What do they eat?Koalas have an exclusive diet of eucalyptus leaves and their digestive tract is specifically designed to cope not only with the low nutrition-high fibre characteristics of the foliage but also the toxic compounds that are contained in the leaves. Of the many hundreds of species of eucalypt leaves however, koalas only eat around 40 on a regular basis and in any given area usually three or four species comprise the bulk of the diet. Their inactivity is an energy-saving adaptation to compensate their poor diet.
Behaviour: A koala leads a slow-paced life spending up to 19 hours a day sleeping. They do not interact with each other except in territorial disputes and to mate. The bellow of the male is low pitched and can be heard for up to 800 meters. It may announce his presence to other males or to females.
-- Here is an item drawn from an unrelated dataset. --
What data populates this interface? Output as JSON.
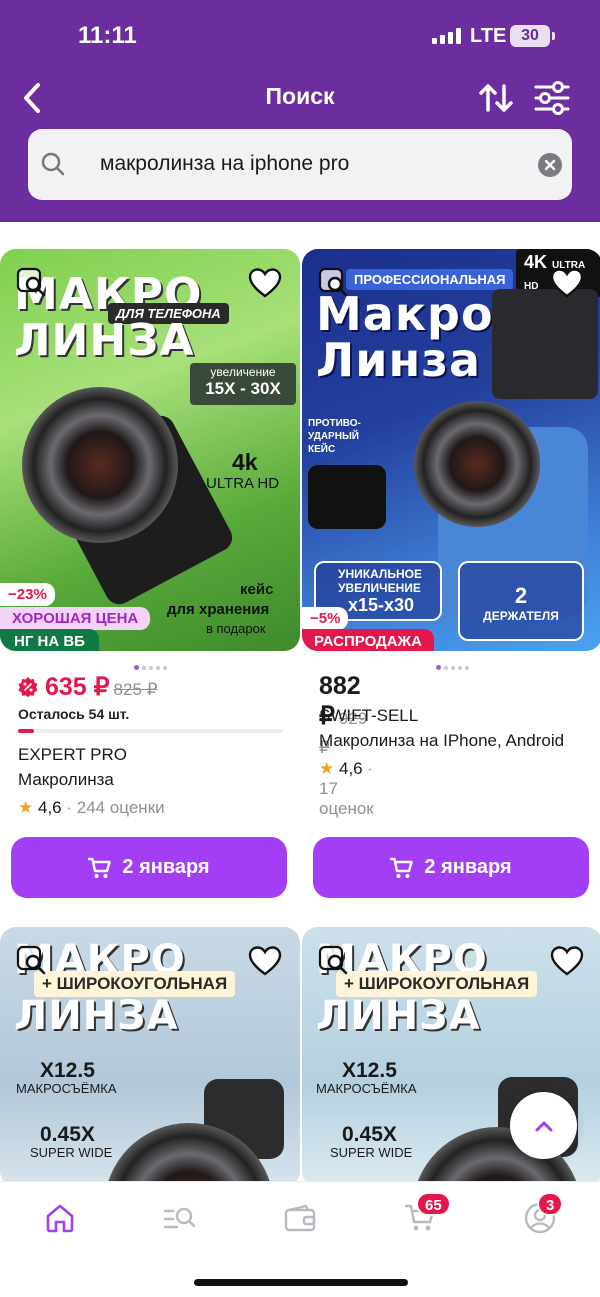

Reproduction: After a gestation period of about 35 days females give birth to a single young. The “joey” is only the size of a jelly bean. Using powerful front legs and arms, it crawls into its mother’s pouch and attaches to a teat. By 12 months the youngster is weaned. Juveniles will stay with their mother until about 18 months old. Soon after, the young koala leaves for good to find a home of its own.
Threats: Koala populations have declined significantly due to human development leading to habitat loss. Stress of overpopulation in areas can lead to disease outbreaks. Domestic animals such as dogs also threaten wild Koalas. Many Koalas are killed each year crossing roads as they search for an ever depleting supply of food.
Conservation Status:International law protects Koalas by regulating trade of live koalas and koala products. The Environmental Protection Authority lists Koalas in Queensland as Vulnerable.